Nokia and Apple have settled all litigation related to their intellectual property dispute and have agreed a multi-year patent license, which is believed to include Apple paying hundreds of millions dollars to Nokia in an advance lump payment.
Nokia had sued Apple and it is one of a number of smartphone and network patent battles that had rumbled on between different companies across the industry, involving the likes of BlackBerry, Huawei, Samsung and Ericsson.
“This is a meaningful agreement between Nokia and Apple,” said Maria Varsellona, chief legal officer at Nokia, responsible for Nokia’s patent licensing business. “It moves our relationship with Apple from being adversaries in court to business partners working for the benefit of our customers.”
Under a business collaboration agreement, Nokia will be providing certain network infrastructure products and services to Apple. “We are pleased with this resolution of our dispute and we look forward to expanding our business relationship with Nokia,” said Jeff Williams, Apple's chief operating officer.
Nokia will receive an up-front cash payment from Apple, with additional revenues during the term of the agreement.
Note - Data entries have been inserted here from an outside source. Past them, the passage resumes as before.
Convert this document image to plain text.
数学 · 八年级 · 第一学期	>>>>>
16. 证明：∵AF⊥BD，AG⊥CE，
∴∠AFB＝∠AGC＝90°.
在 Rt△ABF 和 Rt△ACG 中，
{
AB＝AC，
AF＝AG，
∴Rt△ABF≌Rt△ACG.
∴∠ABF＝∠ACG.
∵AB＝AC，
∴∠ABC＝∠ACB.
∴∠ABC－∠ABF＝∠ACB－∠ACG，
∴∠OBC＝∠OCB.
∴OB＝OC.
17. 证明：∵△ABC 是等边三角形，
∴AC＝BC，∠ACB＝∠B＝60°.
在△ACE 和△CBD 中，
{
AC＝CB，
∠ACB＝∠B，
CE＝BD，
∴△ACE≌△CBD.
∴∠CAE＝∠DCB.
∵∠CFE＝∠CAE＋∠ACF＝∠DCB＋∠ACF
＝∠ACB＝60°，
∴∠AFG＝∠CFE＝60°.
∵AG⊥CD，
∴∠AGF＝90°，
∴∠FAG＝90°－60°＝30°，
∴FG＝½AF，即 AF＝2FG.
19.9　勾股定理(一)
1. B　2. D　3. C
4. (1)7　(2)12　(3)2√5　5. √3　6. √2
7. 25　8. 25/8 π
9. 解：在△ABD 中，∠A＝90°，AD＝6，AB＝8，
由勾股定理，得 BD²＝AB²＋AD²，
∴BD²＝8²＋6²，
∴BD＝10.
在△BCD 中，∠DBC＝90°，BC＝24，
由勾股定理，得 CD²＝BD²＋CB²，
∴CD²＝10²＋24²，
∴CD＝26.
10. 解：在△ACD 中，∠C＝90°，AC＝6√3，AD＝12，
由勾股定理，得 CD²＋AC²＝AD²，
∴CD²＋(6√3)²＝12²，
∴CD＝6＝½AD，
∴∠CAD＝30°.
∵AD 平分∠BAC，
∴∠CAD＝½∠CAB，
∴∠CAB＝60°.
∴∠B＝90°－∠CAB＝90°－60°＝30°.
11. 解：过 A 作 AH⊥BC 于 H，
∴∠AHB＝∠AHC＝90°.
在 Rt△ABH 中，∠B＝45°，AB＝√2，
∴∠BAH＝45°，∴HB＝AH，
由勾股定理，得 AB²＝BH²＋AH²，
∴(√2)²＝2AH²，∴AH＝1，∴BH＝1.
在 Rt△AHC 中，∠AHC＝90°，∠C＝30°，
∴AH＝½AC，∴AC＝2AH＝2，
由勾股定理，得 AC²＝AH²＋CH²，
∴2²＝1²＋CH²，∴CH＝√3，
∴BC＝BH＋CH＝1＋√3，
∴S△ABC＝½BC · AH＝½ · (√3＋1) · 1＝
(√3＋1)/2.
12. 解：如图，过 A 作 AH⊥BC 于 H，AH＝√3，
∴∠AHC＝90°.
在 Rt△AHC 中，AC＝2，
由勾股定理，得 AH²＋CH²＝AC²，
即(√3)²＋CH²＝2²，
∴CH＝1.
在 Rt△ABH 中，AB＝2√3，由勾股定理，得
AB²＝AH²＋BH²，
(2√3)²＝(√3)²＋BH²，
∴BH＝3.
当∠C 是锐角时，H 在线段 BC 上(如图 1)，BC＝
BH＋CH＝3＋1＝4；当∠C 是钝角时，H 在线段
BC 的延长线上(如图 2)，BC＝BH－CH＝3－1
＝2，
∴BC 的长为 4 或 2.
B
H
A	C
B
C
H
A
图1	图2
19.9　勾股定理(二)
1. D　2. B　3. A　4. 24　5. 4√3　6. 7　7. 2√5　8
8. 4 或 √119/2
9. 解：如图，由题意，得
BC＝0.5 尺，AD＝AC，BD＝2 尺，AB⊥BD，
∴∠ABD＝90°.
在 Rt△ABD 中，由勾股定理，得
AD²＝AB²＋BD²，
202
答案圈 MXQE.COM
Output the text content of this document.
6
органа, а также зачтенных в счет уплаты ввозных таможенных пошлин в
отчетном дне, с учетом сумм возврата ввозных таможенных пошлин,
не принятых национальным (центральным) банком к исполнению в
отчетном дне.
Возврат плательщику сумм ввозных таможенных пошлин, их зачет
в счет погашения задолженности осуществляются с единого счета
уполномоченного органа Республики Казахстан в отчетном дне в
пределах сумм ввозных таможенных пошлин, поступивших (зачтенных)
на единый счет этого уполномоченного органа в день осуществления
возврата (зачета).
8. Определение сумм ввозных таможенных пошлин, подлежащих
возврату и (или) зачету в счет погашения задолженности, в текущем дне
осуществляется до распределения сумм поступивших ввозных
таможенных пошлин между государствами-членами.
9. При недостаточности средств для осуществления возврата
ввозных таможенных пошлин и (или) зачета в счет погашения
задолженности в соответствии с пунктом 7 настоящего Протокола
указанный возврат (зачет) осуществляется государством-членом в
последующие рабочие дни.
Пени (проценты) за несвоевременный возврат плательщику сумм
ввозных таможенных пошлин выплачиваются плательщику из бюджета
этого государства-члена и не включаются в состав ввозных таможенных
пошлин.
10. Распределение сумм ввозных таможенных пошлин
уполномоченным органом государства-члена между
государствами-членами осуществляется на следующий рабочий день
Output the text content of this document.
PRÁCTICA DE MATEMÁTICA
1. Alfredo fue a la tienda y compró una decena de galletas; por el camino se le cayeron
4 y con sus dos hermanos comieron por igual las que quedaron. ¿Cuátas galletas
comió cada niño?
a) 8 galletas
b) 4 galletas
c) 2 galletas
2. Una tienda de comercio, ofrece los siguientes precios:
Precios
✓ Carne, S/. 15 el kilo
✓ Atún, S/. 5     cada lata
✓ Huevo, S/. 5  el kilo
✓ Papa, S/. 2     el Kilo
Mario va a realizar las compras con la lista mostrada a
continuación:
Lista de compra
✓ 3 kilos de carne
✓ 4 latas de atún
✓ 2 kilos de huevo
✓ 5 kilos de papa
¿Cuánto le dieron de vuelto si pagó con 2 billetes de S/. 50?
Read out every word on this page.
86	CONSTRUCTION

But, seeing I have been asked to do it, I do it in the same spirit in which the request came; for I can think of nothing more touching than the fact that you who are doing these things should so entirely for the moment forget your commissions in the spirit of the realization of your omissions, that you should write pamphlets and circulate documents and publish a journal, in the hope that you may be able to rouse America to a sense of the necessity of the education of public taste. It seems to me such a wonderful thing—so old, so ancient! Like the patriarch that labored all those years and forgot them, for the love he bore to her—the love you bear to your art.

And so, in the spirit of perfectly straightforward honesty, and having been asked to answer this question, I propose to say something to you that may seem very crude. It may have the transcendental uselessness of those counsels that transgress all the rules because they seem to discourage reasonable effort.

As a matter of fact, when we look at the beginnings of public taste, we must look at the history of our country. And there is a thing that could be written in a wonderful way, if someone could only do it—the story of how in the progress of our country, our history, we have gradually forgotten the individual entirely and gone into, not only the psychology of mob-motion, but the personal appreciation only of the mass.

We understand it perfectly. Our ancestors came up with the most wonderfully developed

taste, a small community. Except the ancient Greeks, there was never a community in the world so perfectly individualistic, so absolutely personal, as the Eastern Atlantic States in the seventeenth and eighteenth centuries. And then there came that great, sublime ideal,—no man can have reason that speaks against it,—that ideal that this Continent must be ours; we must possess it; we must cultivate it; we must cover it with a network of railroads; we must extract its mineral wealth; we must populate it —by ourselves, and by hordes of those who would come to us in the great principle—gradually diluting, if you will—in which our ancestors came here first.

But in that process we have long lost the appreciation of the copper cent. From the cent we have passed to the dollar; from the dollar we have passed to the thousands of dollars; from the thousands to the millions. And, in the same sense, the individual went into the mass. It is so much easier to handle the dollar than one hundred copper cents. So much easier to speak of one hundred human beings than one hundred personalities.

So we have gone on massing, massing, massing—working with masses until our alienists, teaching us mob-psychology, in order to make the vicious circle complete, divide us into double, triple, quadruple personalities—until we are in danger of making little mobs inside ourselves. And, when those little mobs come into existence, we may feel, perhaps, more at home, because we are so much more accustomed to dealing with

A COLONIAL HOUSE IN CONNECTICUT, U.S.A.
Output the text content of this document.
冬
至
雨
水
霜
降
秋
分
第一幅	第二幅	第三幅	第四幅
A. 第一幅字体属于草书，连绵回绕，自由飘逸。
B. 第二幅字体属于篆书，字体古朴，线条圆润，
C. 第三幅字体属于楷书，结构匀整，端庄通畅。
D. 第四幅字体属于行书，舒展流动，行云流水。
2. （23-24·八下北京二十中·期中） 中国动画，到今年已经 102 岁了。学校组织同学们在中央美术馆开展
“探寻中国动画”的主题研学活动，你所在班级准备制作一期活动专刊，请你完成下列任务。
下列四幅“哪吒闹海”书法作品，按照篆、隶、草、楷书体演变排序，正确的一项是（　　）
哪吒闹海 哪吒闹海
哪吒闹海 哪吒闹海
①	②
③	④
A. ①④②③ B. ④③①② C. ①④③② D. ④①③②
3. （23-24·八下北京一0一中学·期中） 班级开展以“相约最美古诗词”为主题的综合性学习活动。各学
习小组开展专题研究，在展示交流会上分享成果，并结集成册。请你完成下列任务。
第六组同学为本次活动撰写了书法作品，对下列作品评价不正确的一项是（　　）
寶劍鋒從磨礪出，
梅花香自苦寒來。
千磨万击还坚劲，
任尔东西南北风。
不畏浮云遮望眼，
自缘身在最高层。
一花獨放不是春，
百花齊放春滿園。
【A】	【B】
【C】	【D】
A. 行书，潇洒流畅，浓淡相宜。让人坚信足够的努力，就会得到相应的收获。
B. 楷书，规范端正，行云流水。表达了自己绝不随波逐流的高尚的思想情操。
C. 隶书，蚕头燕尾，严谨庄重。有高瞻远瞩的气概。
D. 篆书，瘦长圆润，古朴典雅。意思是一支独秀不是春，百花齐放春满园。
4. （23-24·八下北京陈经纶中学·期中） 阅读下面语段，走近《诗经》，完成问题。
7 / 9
In December, Nokia had sued Apple claiming the company had breached 32 technology patents covering displays, user interfaces and video encoding.
Earlier this year, Blackberry sued Nokia, claiming the Finnish company contravened almost a dozen patents covering data transmission technologies used in 4G and other types of mobile networks. Blackberry is seeking payment, rather than trying to block Nokia's use of the 11 patents, according to court documents in the US.
Also this year, Huawei phones faced a UK ban after a high court patent ruling. The high court said the Chinese networks hardware and gadget maker must reach a licensing deal with Unwired Planet or face a UK phone sales ban. Unwired Planet controls thousands of patents once owned by Ericsson.
At the same time, a court in China ordered that Samsung had to pay Huawei almost $12m in compensation for the infringement of its smartphone patents. Some of the technology in question is said to have been used in Samsung lines including the Galaxy S7 phone.